Je ne sais pas où est passé Jóhann Jóhannsson, compositeur attitré de Denis Villeneuve depuis ses derniers films (Prisoners, Sicario et Premier Contact), mais il semblerait que celui-ci ait décidé de passer son tour, pour succéder au mythique Vangelis, compositeur d’une des plus grandes bandes originales que le cinéma ai pu nous donner. En résulte une improbable partition de Hans Zimmer et Benjamin Wallfisch (toujours là, décidément, ce mec est ma plus grande découverte de 2017 !), jamais désagréable, souvent géniale, mais tellement… Normale. D’une banalité totale, jamais aussi onirique, déchirante ou étrange que pouvaient être les compositions de la précédente œuvre. Petit point à préciser : j’ai pu assister à une projection en Dolby Atmos, qualité sonore supérieure, et le son était TRÈS fort ! Les musiques, avec énormément de basses, faisaient parfois vibrer le corps entier de chaque spectateur, les plongeants avec une gravité rarement atteinte, au cœur du film. Malgré cet exploit, et quelques leitmotiv très sympathiques au demeurant, la musique n’en reste pas moins des plus ordinaires, là où il était normal de s’attendre à être surpris. Après tout, le film n’est peut-être pas un Blade Runner 2, mais il en porte quand même le nom…


Pour conclure, je dirais simplement que Denis Villeneuve et son équipe on réussis à trouver un juste compromis, le plus parfaitement acceptable, pour raconter leur histoire. Sans jamais chercher à dénaturer le premier film, à lui faire dire ou avouer de nouvelles choses, il laisse une distance se faire, à la manière de ce « Black Out 2022 » superbement narré dans le court métrage de Shin'ichirō Watanabe, et sortit en amont du véritable film, et racontant comment le gouffre entre l’avant et l’après c’est effectué. Cette faille béante entre les deux temporalités n’étant là que pour laisser au film d’origine la place de souffler, afin de ne jamais finir emprisonnée sous le poids de sa séquelle.

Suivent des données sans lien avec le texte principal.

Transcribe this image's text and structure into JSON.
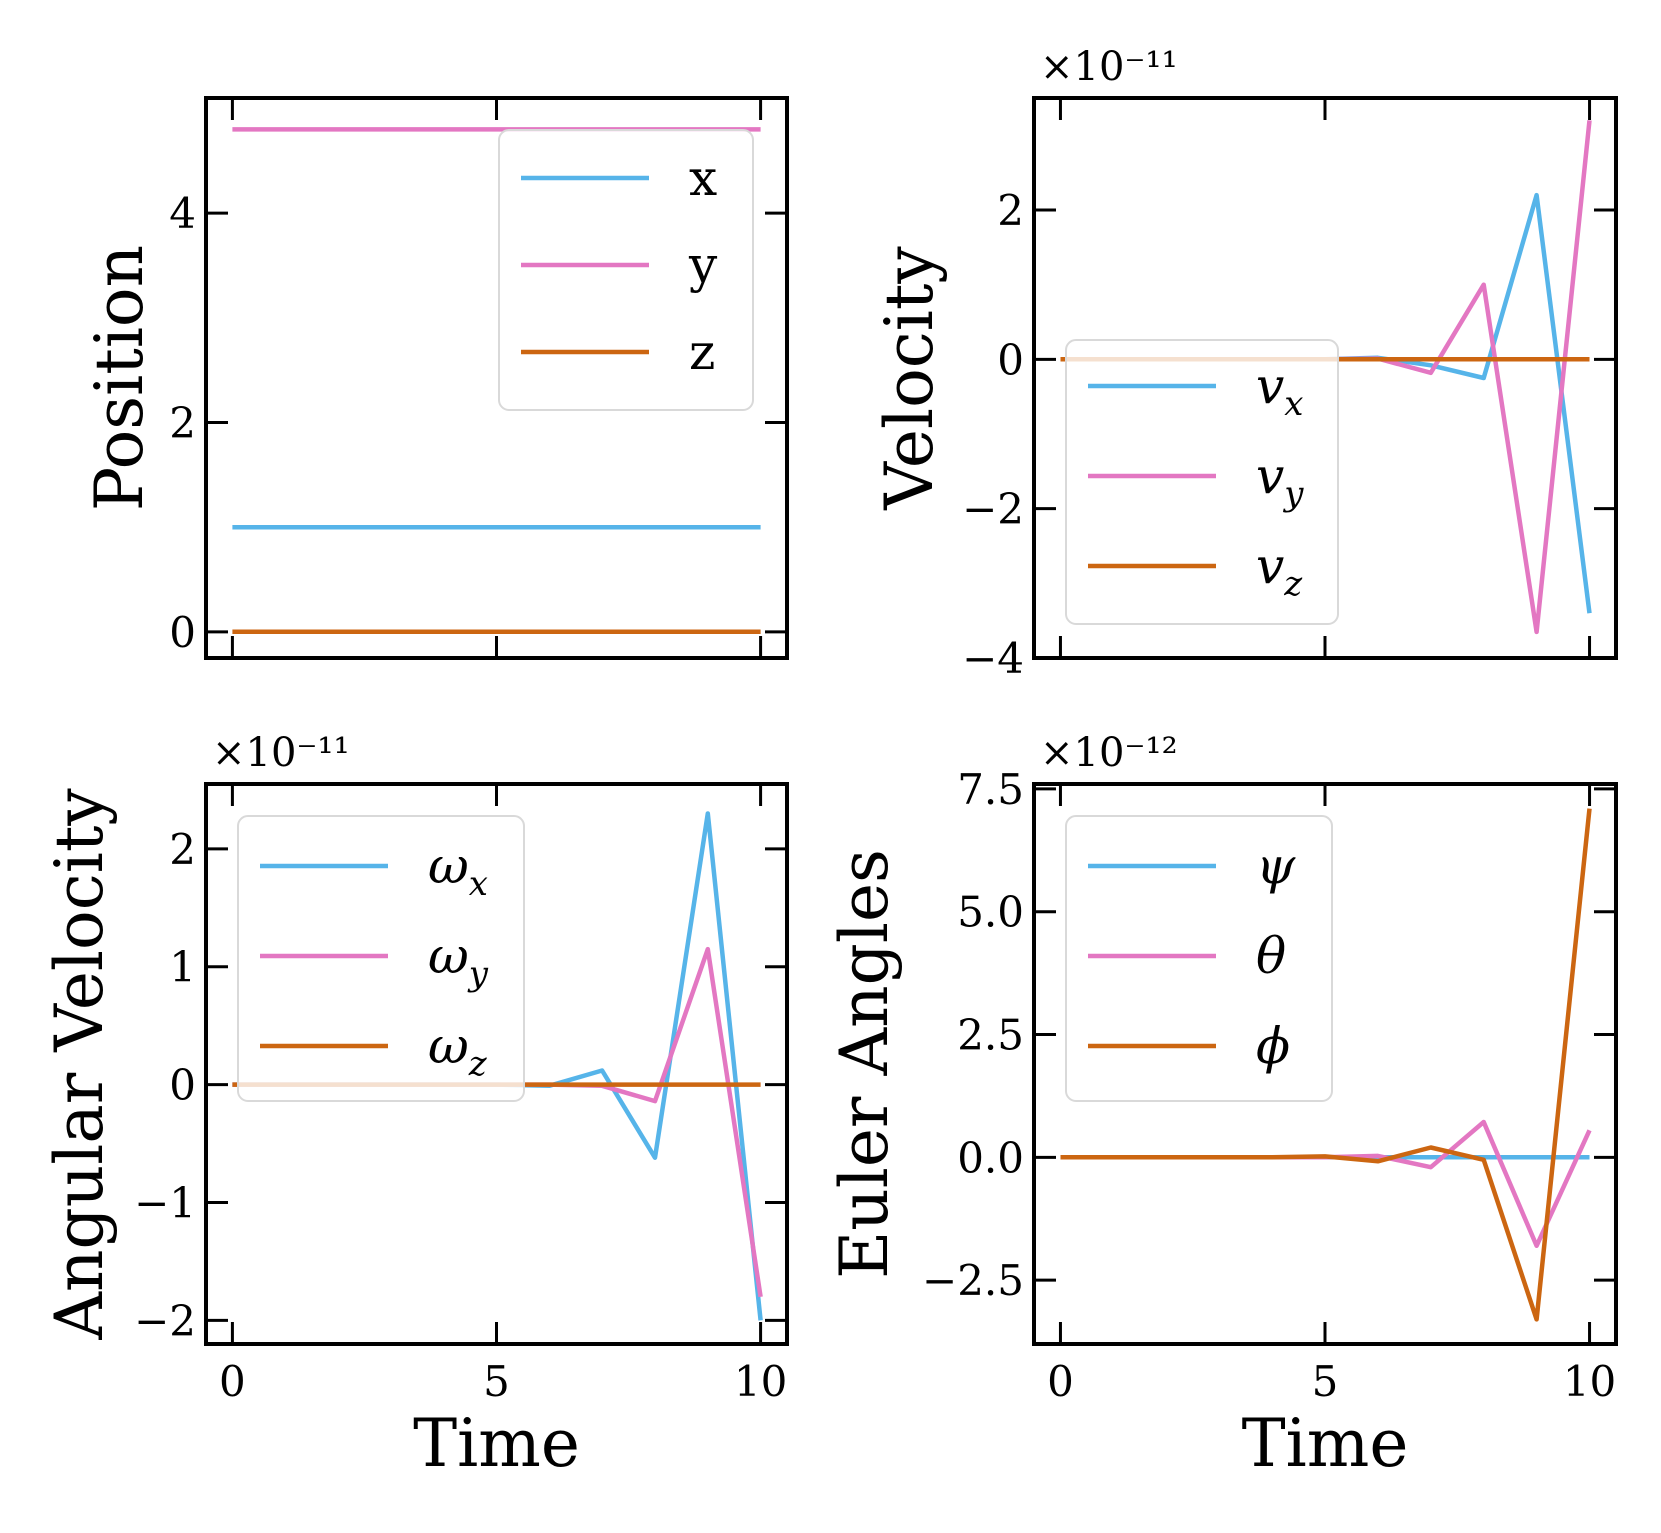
{
  "chart_data": [
    {
      "type": "line",
      "id": "position",
      "title": "",
      "xlabel": "",
      "ylabel": "Position",
      "offset_text": "",
      "xlim": [
        -0.5,
        10.5
      ],
      "ylim": [
        -0.25,
        5.1
      ],
      "xticks": [
        0,
        5,
        10
      ],
      "xtick_labels": [
        "",
        "",
        ""
      ],
      "yticks": [
        0,
        2,
        4
      ],
      "ytick_labels": [
        "0",
        "2",
        "4"
      ],
      "legend_position": "upper-right",
      "x": [
        0,
        1,
        2,
        3,
        4,
        5,
        6,
        7,
        8,
        9,
        10
      ],
      "series": [
        {
          "name": "x",
          "label_main": "x",
          "label_sub": "",
          "italic": false,
          "color": "#56B4E9",
          "values": [
            1,
            1,
            1,
            1,
            1,
            1,
            1,
            1,
            1,
            1,
            1
          ]
        },
        {
          "name": "y",
          "label_main": "y",
          "label_sub": "",
          "italic": false,
          "color": "#E377C2",
          "values": [
            4.8,
            4.8,
            4.8,
            4.8,
            4.8,
            4.8,
            4.8,
            4.8,
            4.8,
            4.8,
            4.8
          ]
        },
        {
          "name": "z",
          "label_main": "z",
          "label_sub": "",
          "italic": false,
          "color": "#CC6611",
          "values": [
            0,
            0,
            0,
            0,
            0,
            0,
            0,
            0,
            0,
            0,
            0
          ]
        }
      ]
    },
    {
      "type": "line",
      "id": "velocity",
      "title": "",
      "xlabel": "",
      "ylabel": "Velocity",
      "offset_text": "×10⁻¹¹",
      "xlim": [
        -0.5,
        10.5
      ],
      "ylim": [
        -4,
        3.5
      ],
      "xticks": [
        0,
        5,
        10
      ],
      "xtick_labels": [
        "",
        "",
        ""
      ],
      "yticks": [
        -4,
        -2,
        0,
        2
      ],
      "ytick_labels": [
        "−4",
        "−2",
        "0",
        "2"
      ],
      "legend_position": "lower-left",
      "x": [
        0,
        1,
        2,
        3,
        4,
        5,
        6,
        7,
        8,
        9,
        10
      ],
      "series": [
        {
          "name": "vx",
          "label_main": "v",
          "label_sub": "x",
          "italic": true,
          "color": "#56B4E9",
          "values": [
            0,
            0,
            0,
            0,
            0,
            0,
            0.02,
            -0.08,
            -0.25,
            2.2,
            -3.4
          ]
        },
        {
          "name": "vy",
          "label_main": "v",
          "label_sub": "y",
          "italic": true,
          "color": "#E377C2",
          "values": [
            0,
            0,
            0,
            0,
            0,
            0,
            0.01,
            -0.18,
            1.0,
            -3.65,
            3.2
          ]
        },
        {
          "name": "vz",
          "label_main": "v",
          "label_sub": "z",
          "italic": true,
          "color": "#CC6611",
          "values": [
            0,
            0,
            0,
            0,
            0,
            0,
            0,
            0,
            0,
            0,
            0
          ]
        }
      ]
    },
    {
      "type": "line",
      "id": "angular-velocity",
      "title": "",
      "xlabel": "Time",
      "ylabel": "Angular Velocity",
      "offset_text": "×10⁻¹¹",
      "xlim": [
        -0.5,
        10.5
      ],
      "ylim": [
        -2.2,
        2.55
      ],
      "xticks": [
        0,
        5,
        10
      ],
      "xtick_labels": [
        "0",
        "5",
        "10"
      ],
      "yticks": [
        -2,
        -1,
        0,
        1,
        2
      ],
      "ytick_labels": [
        "−2",
        "−1",
        "0",
        "1",
        "2"
      ],
      "legend_position": "upper-left",
      "x": [
        0,
        1,
        2,
        3,
        4,
        5,
        6,
        7,
        8,
        9,
        10
      ],
      "series": [
        {
          "name": "ωx",
          "label_main": "ω",
          "label_sub": "x",
          "italic": true,
          "color": "#56B4E9",
          "values": [
            0,
            0,
            0,
            0,
            0,
            0,
            -0.01,
            0.12,
            -0.62,
            2.3,
            -2.0
          ]
        },
        {
          "name": "ωy",
          "label_main": "ω",
          "label_sub": "y",
          "italic": true,
          "color": "#E377C2",
          "values": [
            0,
            0,
            0,
            0,
            0,
            0,
            0,
            -0.01,
            -0.14,
            1.15,
            -1.8
          ]
        },
        {
          "name": "ωz",
          "label_main": "ω",
          "label_sub": "z",
          "italic": true,
          "color": "#CC6611",
          "values": [
            0,
            0,
            0,
            0,
            0,
            0,
            0,
            0,
            0,
            0,
            0
          ]
        }
      ]
    },
    {
      "type": "line",
      "id": "euler-angles",
      "title": "",
      "xlabel": "Time",
      "ylabel": "Euler Angles",
      "offset_text": "×10⁻¹²",
      "xlim": [
        -0.5,
        10.5
      ],
      "ylim": [
        -3.8,
        7.6
      ],
      "xticks": [
        0,
        5,
        10
      ],
      "xtick_labels": [
        "0",
        "5",
        "10"
      ],
      "yticks": [
        -2.5,
        0,
        2.5,
        5,
        7.5
      ],
      "ytick_labels": [
        "−2.5",
        "0.0",
        "2.5",
        "5.0",
        "7.5"
      ],
      "legend_position": "upper-left",
      "x": [
        0,
        1,
        2,
        3,
        4,
        5,
        6,
        7,
        8,
        9,
        10
      ],
      "series": [
        {
          "name": "ψ",
          "label_main": "ψ",
          "label_sub": "",
          "italic": true,
          "color": "#56B4E9",
          "values": [
            0,
            0,
            0,
            0,
            0,
            0,
            0,
            0,
            0,
            0,
            0
          ]
        },
        {
          "name": "θ",
          "label_main": "θ",
          "label_sub": "",
          "italic": true,
          "color": "#E377C2",
          "values": [
            0,
            0,
            0,
            0,
            0,
            0,
            0.03,
            -0.2,
            0.72,
            -1.8,
            0.55
          ]
        },
        {
          "name": "ϕ",
          "label_main": "ϕ",
          "label_sub": "",
          "italic": true,
          "color": "#CC6611",
          "values": [
            0,
            0,
            0,
            0,
            0,
            0.02,
            -0.08,
            0.2,
            -0.05,
            -3.3,
            7.1
          ]
        }
      ]
    }
  ]
}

Récit suffisant, magnifique, superbement bien géré, et rendant fièrement hommage au monolithe façonné par Ridley Scott en 1982, ce Blade Runner 2049 n’en reste pas moins légèrement en deçà de son parent, de part certains aspects simplement « bons », là où ils auraient gagné à être excellents. Mais ne vous laissez pas avoir : 2049 est, et demeurera à jamais un très bon film. Seulement, il n’est pas encore né, celui à-même de rivaliser avec son prédécesseur…



Edition du 14 octobre



Je viens de revoir Blade Runner 2049, une seconde fois en deux semaines. J’avais envie de me replonger dans cet univers gigantesque aux ruelles pourtant étroites. En ressort une impression de splendeur et de ravissement, car j’ai préféré ce visionnage au précédent. Oui, cela est possible ! Je m’attendais à chacune des scènes, et paradoxalement, les voir se produire ne m’a pas lassé, bien au contraire. Je voyais un scénario déjà connu se dérouler sous mes yeux, mais j’avais toujours plus envie de le voir et de le comprendre… Je ne sais pas pourquoi ce film m’a provoqué cela, mais le revoir m’a couvert d’une sensation de plénitude encore plus impressionnante qu’au visionnage initial. Assez fou et brillant !

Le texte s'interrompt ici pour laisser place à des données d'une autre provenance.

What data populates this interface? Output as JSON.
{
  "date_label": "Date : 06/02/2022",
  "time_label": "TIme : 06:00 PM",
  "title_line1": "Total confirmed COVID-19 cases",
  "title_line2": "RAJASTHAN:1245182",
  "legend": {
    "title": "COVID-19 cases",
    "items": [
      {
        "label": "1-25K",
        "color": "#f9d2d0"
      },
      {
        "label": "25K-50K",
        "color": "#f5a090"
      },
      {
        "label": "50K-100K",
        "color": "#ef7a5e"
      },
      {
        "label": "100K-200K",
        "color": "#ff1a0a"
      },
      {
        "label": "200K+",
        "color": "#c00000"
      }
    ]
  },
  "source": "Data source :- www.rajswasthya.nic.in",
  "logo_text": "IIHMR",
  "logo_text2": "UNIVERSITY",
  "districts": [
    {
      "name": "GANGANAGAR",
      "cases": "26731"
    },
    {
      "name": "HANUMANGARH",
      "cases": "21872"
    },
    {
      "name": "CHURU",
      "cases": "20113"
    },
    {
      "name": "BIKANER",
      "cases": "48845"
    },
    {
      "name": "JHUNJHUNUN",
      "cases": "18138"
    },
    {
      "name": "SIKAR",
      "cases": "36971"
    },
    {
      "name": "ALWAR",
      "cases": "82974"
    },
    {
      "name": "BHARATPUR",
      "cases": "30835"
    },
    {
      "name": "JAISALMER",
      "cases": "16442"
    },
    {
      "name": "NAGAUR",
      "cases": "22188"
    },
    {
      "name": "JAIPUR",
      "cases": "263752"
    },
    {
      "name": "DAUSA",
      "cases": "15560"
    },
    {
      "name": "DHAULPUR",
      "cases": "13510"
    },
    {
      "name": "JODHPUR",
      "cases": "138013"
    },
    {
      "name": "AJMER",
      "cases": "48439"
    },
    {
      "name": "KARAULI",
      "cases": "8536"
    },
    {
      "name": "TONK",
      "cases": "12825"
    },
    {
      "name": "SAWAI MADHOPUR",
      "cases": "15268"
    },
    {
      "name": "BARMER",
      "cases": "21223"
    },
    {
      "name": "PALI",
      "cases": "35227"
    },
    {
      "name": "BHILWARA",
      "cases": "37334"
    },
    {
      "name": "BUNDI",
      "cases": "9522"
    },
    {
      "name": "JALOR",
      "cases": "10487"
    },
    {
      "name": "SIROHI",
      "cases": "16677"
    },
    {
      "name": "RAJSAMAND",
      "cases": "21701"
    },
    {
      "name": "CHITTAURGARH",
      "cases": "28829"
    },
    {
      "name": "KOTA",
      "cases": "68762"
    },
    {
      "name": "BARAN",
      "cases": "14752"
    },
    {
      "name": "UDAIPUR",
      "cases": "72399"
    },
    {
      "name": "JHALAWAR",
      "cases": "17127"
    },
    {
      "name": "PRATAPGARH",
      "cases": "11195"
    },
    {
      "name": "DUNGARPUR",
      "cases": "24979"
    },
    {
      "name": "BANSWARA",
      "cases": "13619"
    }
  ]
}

Dans un registre assez différent, je dois noter que je l’ai revu en VF, et que je me dois d’être honnête : en bon défenseur du doublage français, il me faut reconnaître que celui de 2049 était particulièrement médiocre. Ou plutôt « moyen, tirant vers le bas ». Même un Richard Darbois comme toujours impeccable ne parvient pas à rattraper cette sensation de simplicité et de travail bâclé. J’ai peur que ce jugement ne vienne du fait que le visionnage initial ait été en version original, et que je sois biaisé par cet aspect-là… Néanmoins, je maintiens que cette VF n’était pas bonne.


Quelques mots supplémentaires, concernant cette fois la Bande-Originale : pour être honnête, je l’ai bien plus apprécié cette fois-ci. Je pense avoir compris que ma déception initiale venait du fait que je m’attendais trop à entendre du « Vangelis by Hans Zimmer », chose que je n’ai pas eût, et c’est tant mieux au final ! Wallfisch et Zimmer composent ici leur propre vision de la BO dystopique, face à un film qui est lui-même très différent de son prédécesseur. En définitive, Villeneuve ne fait pas du Scott, tout comme Zimmer ne fait pas du Vangelis. Et j’avais quelque peu trop occulté cet aspect, la première fois que j’ai vu 2049. Je fais donc mon mea culpa, face à cette BO justifiée et honnête, qui ne dessert au final pas tant que ça le film, par rapport à ce que je m’étais au préalable imaginé.


Mon avis de change donc pas réellement, même si j’ai encore plus apprécié l’œuvre de Villeneuve cette seconde fois. Le fait de connaitre l’histoire ne m’a aucunement dérangé, et hormis en ce qui concerne la VF, je peux totalement affirmer que je l’ai préféré cette fois-là. Expérience assez rare et folle, que d’offrir une suite capable de se hisser à hauteur de la légende que fut Blade Runner. C’est pourtant le cas.


Welle done à tous ceux ayant bosser sur ce projet. Ce sont des films de cet acabit et de cette trempe, qui manque aujourd’hui à Holywood.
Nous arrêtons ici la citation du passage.